Lors de l’ouverture de la saison 2025 de la Premier League anglaise, une étude menée par le Bristol Hub for Gambling Harms Research de l’Université de Bristol a révélé un fait préoccupant : environ 9 % des publicités diffusées ce week-end-là provenaient de sites de paris non autorisés. Ce constat met en lumière un problème persistant malgré les réglementations de plus en plus strictes en matière de publicité pour les jeux d’argent.
Du 15 au 18 août, pas moins de 27 440 messages publicitaires sur les jeux d’argent ont été enregistrés, ce qui équivaut à une moyenne impressionnante de 22 annonces par minute. Bien que ce chiffre global représente une légère diminution par rapport à 2024, il souligne néanmoins une augmentation explosive du nombre de publicités pour les jeux d’argent au cours de la dernière décennie. Cette croissance reflète l’expansion rapide de l’industrie du jeu en ligne, qui a vu de nombreux acteurs chercher à capter l’attention des parieurs britanniques, souvent au mépris des réglementations locales.
Le rapport détaillé de l’Université de Bristol a révélé que parmi ces publicités, un pourcentage notable provenait de 13 opérateurs offshore, qui ne possèdent pas de licences britanniques. En particulier, 8,6 % des publicités télévisées et 12,1 % des annonces sur Sky Sports News faisaient la promotion de ces plateformes non autorisées. Ces chiffres soulèvent des inquiétudes quant à l’efficacité des mesures actuelles de régulation du secteur.
Face à cette situation, les chercheurs ont fermement recommandé une action gouvernementale pour interdire les accords de parrainage avec des entreprises offshore et limiter les opérations de marketing aux seuls opérateurs détenteurs d’une licence britannique. Le Code de conduite sur le parrainage, censé prévenir l’intrusion de marques non autorisées, semble avoir échoué, indiquent les chercheurs, soulignant ainsi la nécessité d’une intervention législative plus vigoureuse.

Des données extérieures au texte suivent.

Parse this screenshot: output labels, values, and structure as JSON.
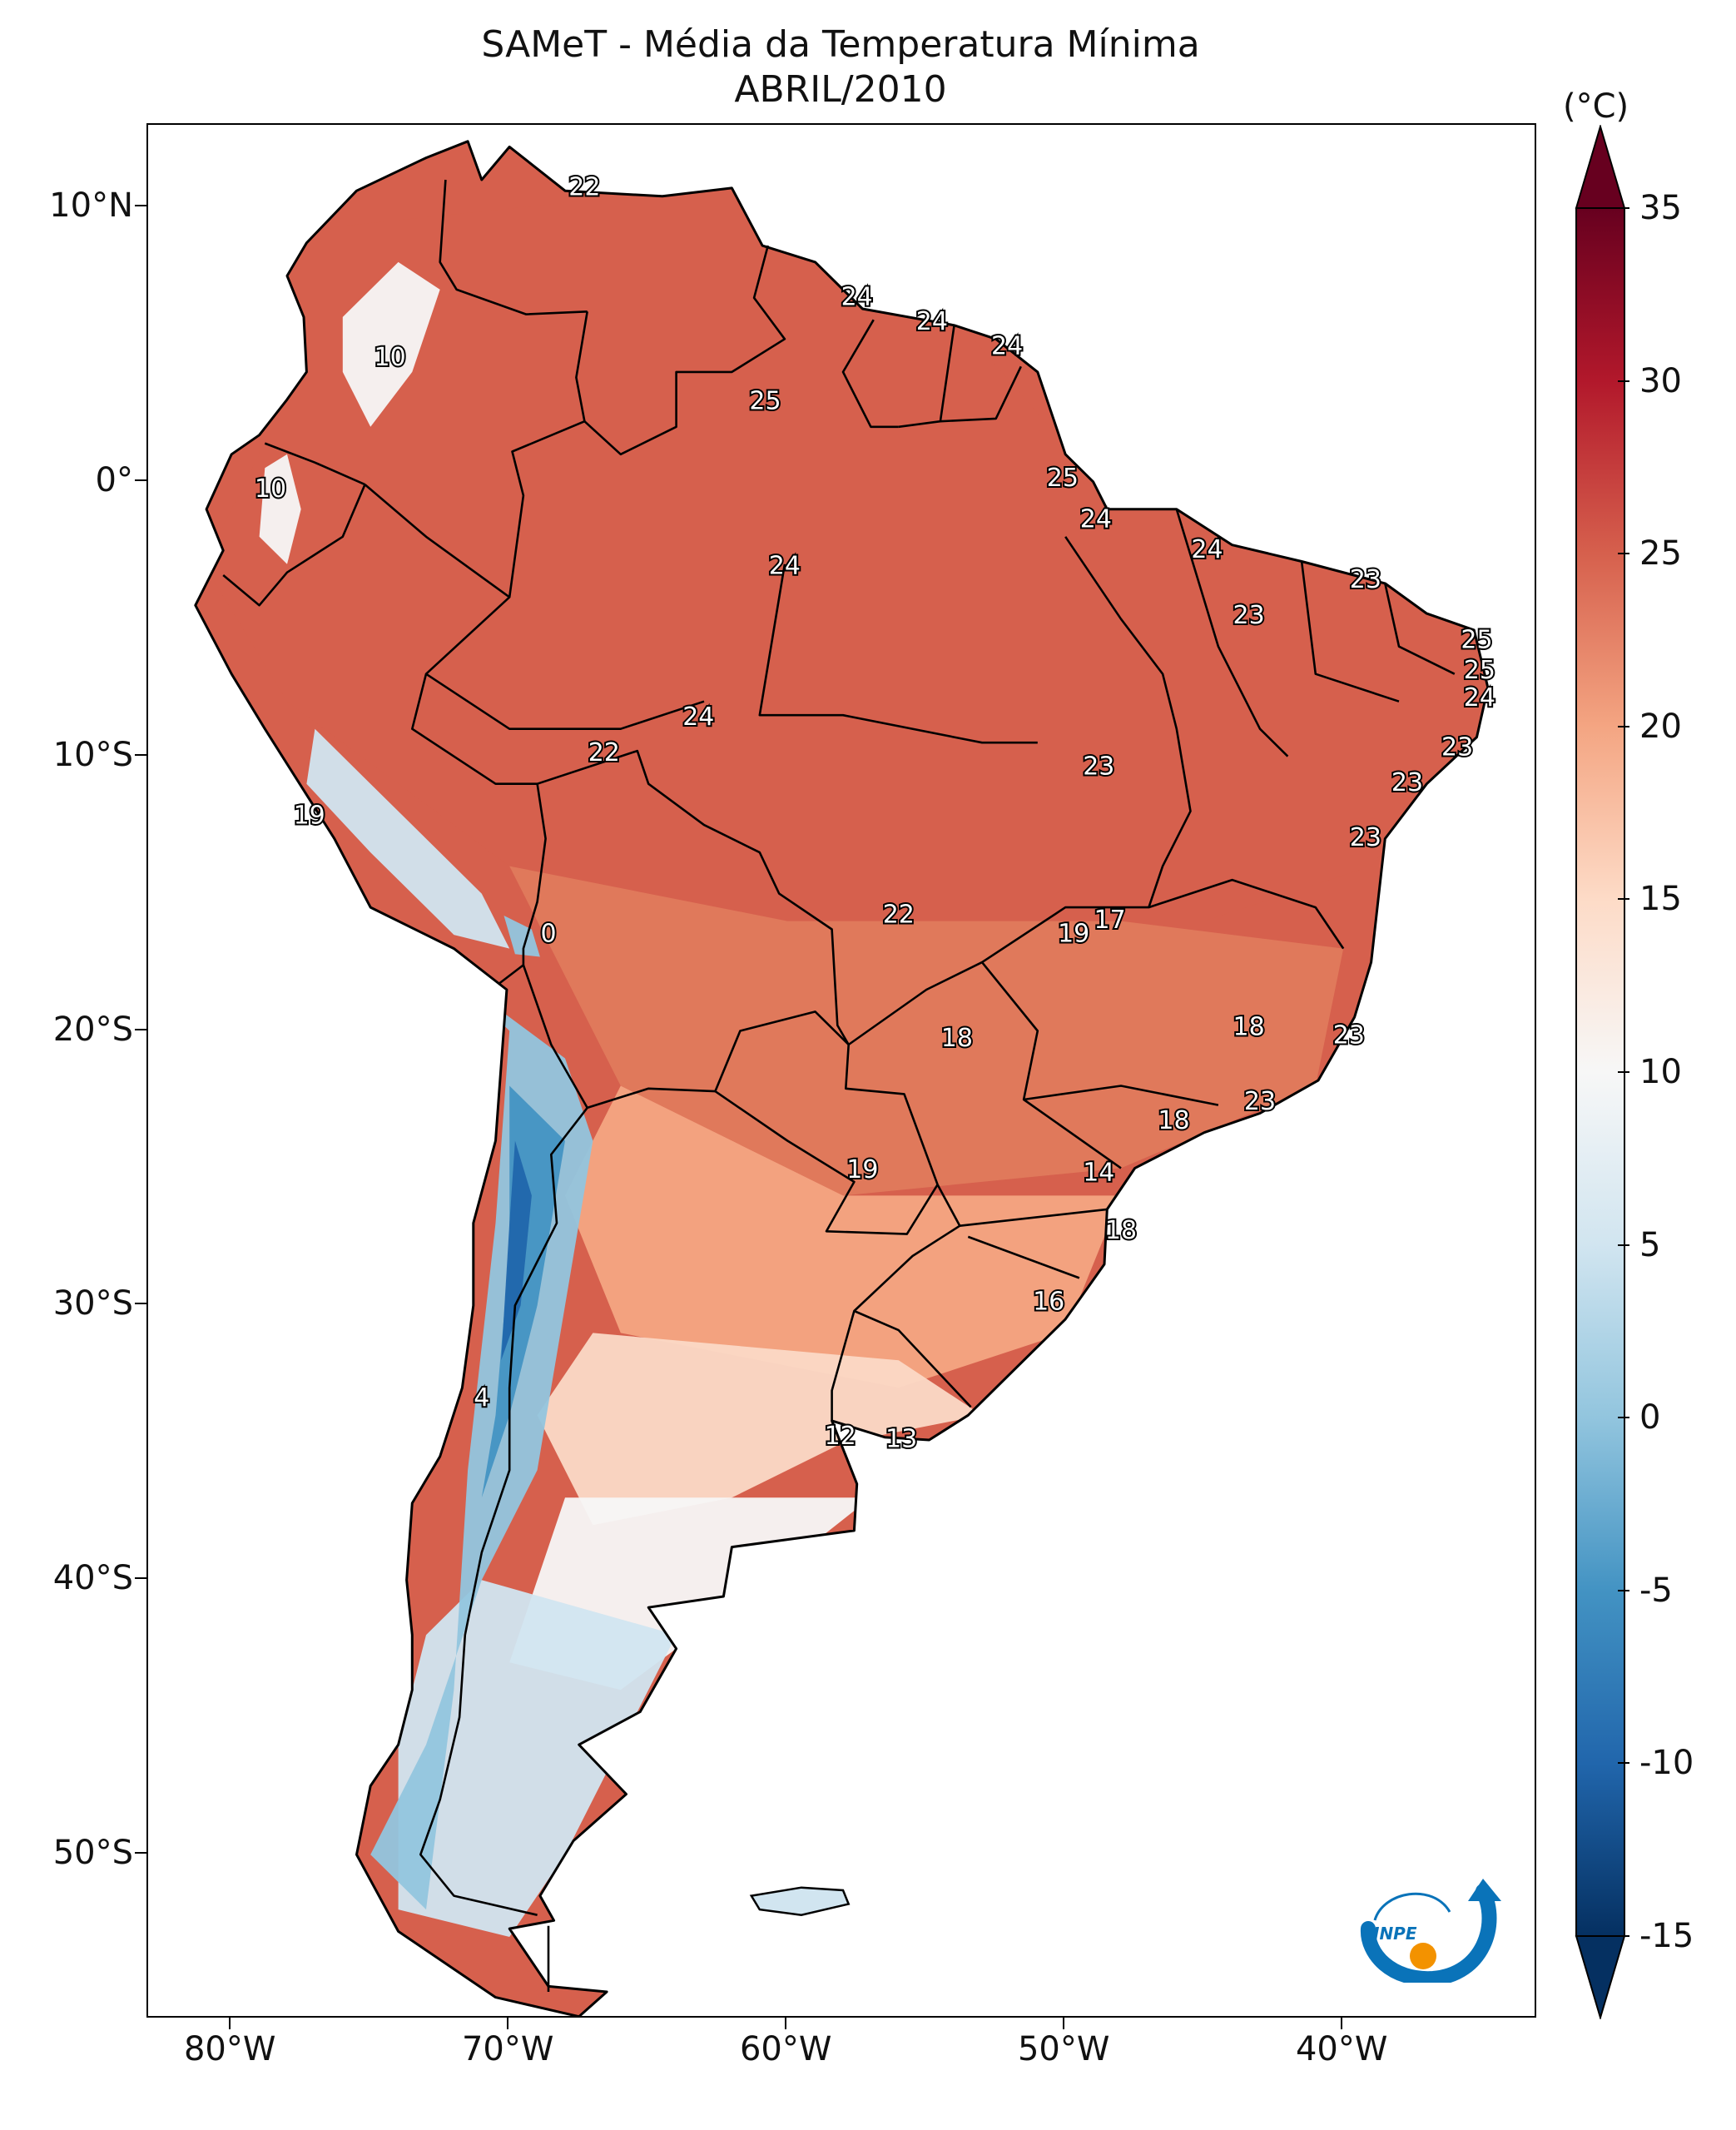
{
  "title": {
    "line1": "SAMeT - Média da Temperatura Mínima",
    "line2": "ABRIL/2010"
  },
  "map": {
    "lon_range": [
      -83,
      -33
    ],
    "lat_range": [
      -56,
      13
    ],
    "lat_ticks": [
      {
        "lat": 10,
        "label": "10°N"
      },
      {
        "lat": 0,
        "label": "0°"
      },
      {
        "lat": -10,
        "label": "10°S"
      },
      {
        "lat": -20,
        "label": "20°S"
      },
      {
        "lat": -30,
        "label": "30°S"
      },
      {
        "lat": -40,
        "label": "40°S"
      },
      {
        "lat": -50,
        "label": "50°S"
      }
    ],
    "lon_ticks": [
      {
        "lon": -80,
        "label": "80°W"
      },
      {
        "lon": -70,
        "label": "70°W"
      },
      {
        "lon": -60,
        "label": "60°W"
      },
      {
        "lon": -50,
        "label": "50°W"
      },
      {
        "lon": -40,
        "label": "40°W"
      }
    ],
    "value_labels": [
      {
        "text": "22",
        "lon": -67.3,
        "lat": 10.7
      },
      {
        "text": "24",
        "lon": -57.5,
        "lat": 6.7
      },
      {
        "text": "24",
        "lon": -54.8,
        "lat": 5.8
      },
      {
        "text": "24",
        "lon": -52.1,
        "lat": 4.9
      },
      {
        "text": "10",
        "lon": -74.3,
        "lat": 4.5
      },
      {
        "text": "25",
        "lon": -60.8,
        "lat": 2.9
      },
      {
        "text": "25",
        "lon": -50.1,
        "lat": 0.1
      },
      {
        "text": "10",
        "lon": -78.6,
        "lat": -0.3
      },
      {
        "text": "24",
        "lon": -48.9,
        "lat": -1.4
      },
      {
        "text": "24",
        "lon": -44.9,
        "lat": -2.5
      },
      {
        "text": "24",
        "lon": -60.1,
        "lat": -3.1
      },
      {
        "text": "23",
        "lon": -39.2,
        "lat": -3.6
      },
      {
        "text": "23",
        "lon": -43.4,
        "lat": -4.9
      },
      {
        "text": "25",
        "lon": -35.2,
        "lat": -5.8
      },
      {
        "text": "25",
        "lon": -35.1,
        "lat": -6.9
      },
      {
        "text": "24",
        "lon": -35.1,
        "lat": -7.9
      },
      {
        "text": "24",
        "lon": -63.2,
        "lat": -8.6
      },
      {
        "text": "23",
        "lon": -35.9,
        "lat": -9.7
      },
      {
        "text": "22",
        "lon": -66.6,
        "lat": -9.9
      },
      {
        "text": "23",
        "lon": -48.8,
        "lat": -10.4
      },
      {
        "text": "23",
        "lon": -37.7,
        "lat": -11.0
      },
      {
        "text": "19",
        "lon": -77.2,
        "lat": -12.2
      },
      {
        "text": "23",
        "lon": -39.2,
        "lat": -13.0
      },
      {
        "text": "22",
        "lon": -56.0,
        "lat": -15.8
      },
      {
        "text": "17",
        "lon": -48.4,
        "lat": -16.0
      },
      {
        "text": "0",
        "lon": -68.6,
        "lat": -16.5
      },
      {
        "text": "19",
        "lon": -49.7,
        "lat": -16.5
      },
      {
        "text": "18",
        "lon": -43.4,
        "lat": -19.9
      },
      {
        "text": "23",
        "lon": -39.8,
        "lat": -20.2
      },
      {
        "text": "18",
        "lon": -53.9,
        "lat": -20.3
      },
      {
        "text": "23",
        "lon": -43.0,
        "lat": -22.6
      },
      {
        "text": "18",
        "lon": -46.1,
        "lat": -23.3
      },
      {
        "text": "19",
        "lon": -57.3,
        "lat": -25.1
      },
      {
        "text": "14",
        "lon": -48.8,
        "lat": -25.2
      },
      {
        "text": "18",
        "lon": -48.0,
        "lat": -27.3
      },
      {
        "text": "16",
        "lon": -50.6,
        "lat": -29.9
      },
      {
        "text": "4",
        "lon": -71.0,
        "lat": -33.4
      },
      {
        "text": "12",
        "lon": -58.1,
        "lat": -34.8
      },
      {
        "text": "13",
        "lon": -55.9,
        "lat": -34.9
      }
    ],
    "land_fill_colors": [
      "#d6604d",
      "#e07a5c",
      "#f4a582",
      "#fbd9c6",
      "#f7f7f7",
      "#d1e5f0",
      "#92c5de",
      "#4393c3",
      "#2166ac"
    ]
  },
  "colorbar": {
    "unit": "(°C)",
    "min": -15,
    "max": 35,
    "ticks": [
      "35",
      "30",
      "25",
      "20",
      "15",
      "10",
      "5",
      "0",
      "-5",
      "-10",
      "-15"
    ],
    "tick_values": [
      35,
      30,
      25,
      20,
      15,
      10,
      5,
      0,
      -5,
      -10,
      -15
    ],
    "colors": [
      "#053061",
      "#2166ac",
      "#4393c3",
      "#92c5de",
      "#d1e5f0",
      "#f7f7f7",
      "#fddbc7",
      "#f4a582",
      "#d6604d",
      "#b2182b",
      "#67001f"
    ],
    "extend": "both"
  },
  "logo": {
    "text": "INPE",
    "colors": [
      "#0a73b9",
      "#f39200"
    ]
  }
}
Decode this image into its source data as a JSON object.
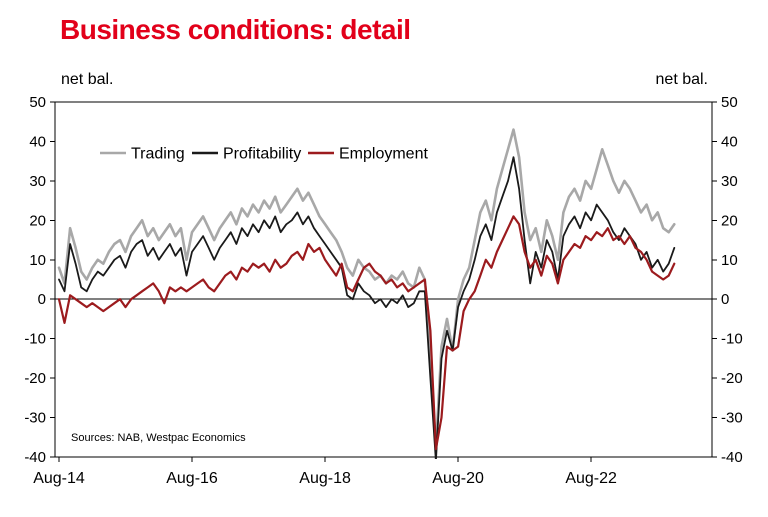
{
  "title": "Business conditions: detail",
  "colors": {
    "title": "#e2001a",
    "axis": "#000000",
    "background": "#ffffff"
  },
  "chart_data": {
    "type": "line",
    "title": "Business conditions: detail",
    "y_axis_label_left": "net bal.",
    "y_axis_label_right": "net bal.",
    "source": "Sources: NAB, Westpac Economics",
    "ylim": [
      -40,
      50
    ],
    "yticks": [
      50,
      40,
      30,
      20,
      10,
      0,
      -10,
      -20,
      -30,
      -40
    ],
    "x_tick_labels": [
      "Aug-14",
      "Aug-16",
      "Aug-18",
      "Aug-20",
      "Aug-22"
    ],
    "x_tick_months": [
      0,
      24,
      48,
      72,
      96
    ],
    "months_total": 116,
    "x_start": "Aug-14",
    "x_end": "Nov-23",
    "frequency": "monthly",
    "legend_position": "top-left-inside",
    "grid": false,
    "series": [
      {
        "name": "Trading",
        "color": "#a8a8a8",
        "width": 2.6,
        "values": [
          8,
          4,
          18,
          13,
          7,
          5,
          8,
          10,
          9,
          12,
          14,
          15,
          12,
          16,
          18,
          20,
          16,
          18,
          15,
          17,
          19,
          16,
          18,
          10,
          17,
          19,
          21,
          18,
          15,
          18,
          20,
          22,
          19,
          23,
          21,
          24,
          22,
          25,
          23,
          26,
          22,
          24,
          26,
          28,
          25,
          27,
          24,
          21,
          19,
          17,
          15,
          12,
          8,
          6,
          10,
          8,
          7,
          5,
          6,
          4,
          6,
          5,
          7,
          4,
          3,
          8,
          5,
          -15,
          -38,
          -12,
          -5,
          -13,
          0,
          5,
          8,
          15,
          22,
          25,
          20,
          28,
          33,
          38,
          43,
          36,
          22,
          15,
          18,
          12,
          20,
          16,
          10,
          22,
          26,
          28,
          25,
          30,
          28,
          33,
          38,
          34,
          30,
          27,
          30,
          28,
          25,
          22,
          24,
          20,
          22,
          18,
          17,
          19
        ]
      },
      {
        "name": "Profitability",
        "color": "#1a1a1a",
        "width": 1.8,
        "values": [
          5,
          2,
          14,
          9,
          3,
          2,
          5,
          7,
          6,
          8,
          10,
          11,
          8,
          12,
          14,
          15,
          11,
          13,
          10,
          12,
          14,
          11,
          13,
          6,
          12,
          14,
          16,
          13,
          10,
          13,
          15,
          17,
          14,
          18,
          16,
          19,
          17,
          20,
          18,
          21,
          17,
          19,
          20,
          22,
          19,
          21,
          18,
          16,
          14,
          12,
          10,
          8,
          1,
          0,
          4,
          2,
          1,
          -1,
          0,
          -2,
          0,
          -1,
          1,
          -2,
          -1,
          2,
          2,
          -20,
          -41,
          -15,
          -8,
          -13,
          -2,
          2,
          5,
          10,
          16,
          19,
          15,
          22,
          26,
          30,
          36,
          28,
          15,
          4,
          12,
          8,
          15,
          12,
          5,
          16,
          19,
          21,
          18,
          22,
          20,
          24,
          22,
          20,
          17,
          15,
          18,
          16,
          14,
          10,
          12,
          8,
          10,
          7,
          9,
          13
        ]
      },
      {
        "name": "Employment",
        "color": "#9c1b1e",
        "width": 2.2,
        "values": [
          0,
          -6,
          1,
          0,
          -1,
          -2,
          -1,
          -2,
          -3,
          -2,
          -1,
          0,
          -2,
          0,
          1,
          2,
          3,
          4,
          2,
          -1,
          3,
          2,
          3,
          2,
          3,
          4,
          5,
          3,
          2,
          4,
          6,
          7,
          5,
          8,
          7,
          9,
          8,
          9,
          7,
          10,
          8,
          9,
          11,
          12,
          10,
          14,
          12,
          13,
          10,
          8,
          6,
          9,
          3,
          2,
          5,
          8,
          9,
          7,
          6,
          4,
          5,
          3,
          4,
          2,
          3,
          4,
          5,
          -8,
          -38,
          -30,
          -12,
          -13,
          -12,
          -3,
          0,
          2,
          6,
          10,
          8,
          12,
          15,
          18,
          21,
          19,
          12,
          8,
          10,
          6,
          11,
          9,
          4,
          10,
          12,
          14,
          13,
          16,
          15,
          17,
          16,
          18,
          15,
          16,
          14,
          16,
          13,
          12,
          10,
          7,
          6,
          5,
          6,
          9
        ]
      }
    ]
  }
}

La question de la réglementation des publicités pour les jeux d’argent ne s’arrête pas à ces recommandations. Lord Foster de Bath, président du groupe Peers for Gambling Reform, a critiqué sévèrement l’Advertising Standards Authority (ASA) du Royaume-Uni. Il a qualifié l’organisation d’inefficace, estimant qu’elle ne parvient pas à protéger les consommateurs britanniques des dangers liés aux jeux d’argent. Cette critique souligne un manque perçu d’autorité de la part de l’ASA, qui, selon certains, n’agit pas assez pour contrer l’influence des opérateurs non licenciés.
De son côté, un porte-parole du Department of Culture, Media and Sport a reconnu que davantage doit être fait pour garantir que la publicité sur les jeux d’argent soit correctement encadrée et n’accentue pas les risques pour les consommateurs. Cette reconnaissance officielle vient renforcer l’idée que des réformes supplémentaires pourraient être nécessaires pour contrôler l’influence des publicités de jeux d’argent, en particulier celles provenant de l’étranger.
Cependant, il existe aussi un autre point de vue, notamment du côté des opérateurs de jeux d’argent. Certains estiment que les restrictions trop sévères pourraient étouffer l’industrie légale et pousser les parieurs à se tourner vers des plateformes non réglementées. Pour eux, la solution réside plutôt dans l’éducation des consommateurs et une meilleure application des lois existantes plutôt que dans l’introduction de nouvelles restrictions.
Les enjeux économiques sont importants dans ce débat, car l’industrie des paris contribue de manière significative à l’économie britannique, notamment à travers les taxes et les emplois qu’elle génère. Un équilibre délicat doit donc être trouvé entre la protection des consommateurs et le maintien d’une industrie viable et prospère.
En conclusion, l’étude de l’Université de Bristol met en lumière un défi majeur pour les autorités britanniques : comment réguler efficacement le secteur des jeux d’argent dans un paysage médiatique saturé de publicités, tout en s’assurant que les parieurs restent protégés contre les risques liés aux opérateurs non autorisés. La pression monte pour que des mesures concrètes soient prises, et le débat autour de la meilleure manière de procéder est loin d’être clos. La prochaine saison de la Premier League sera sûrement observée de près pour voir si des progrès ont été réalisés dans ce domaine crucial.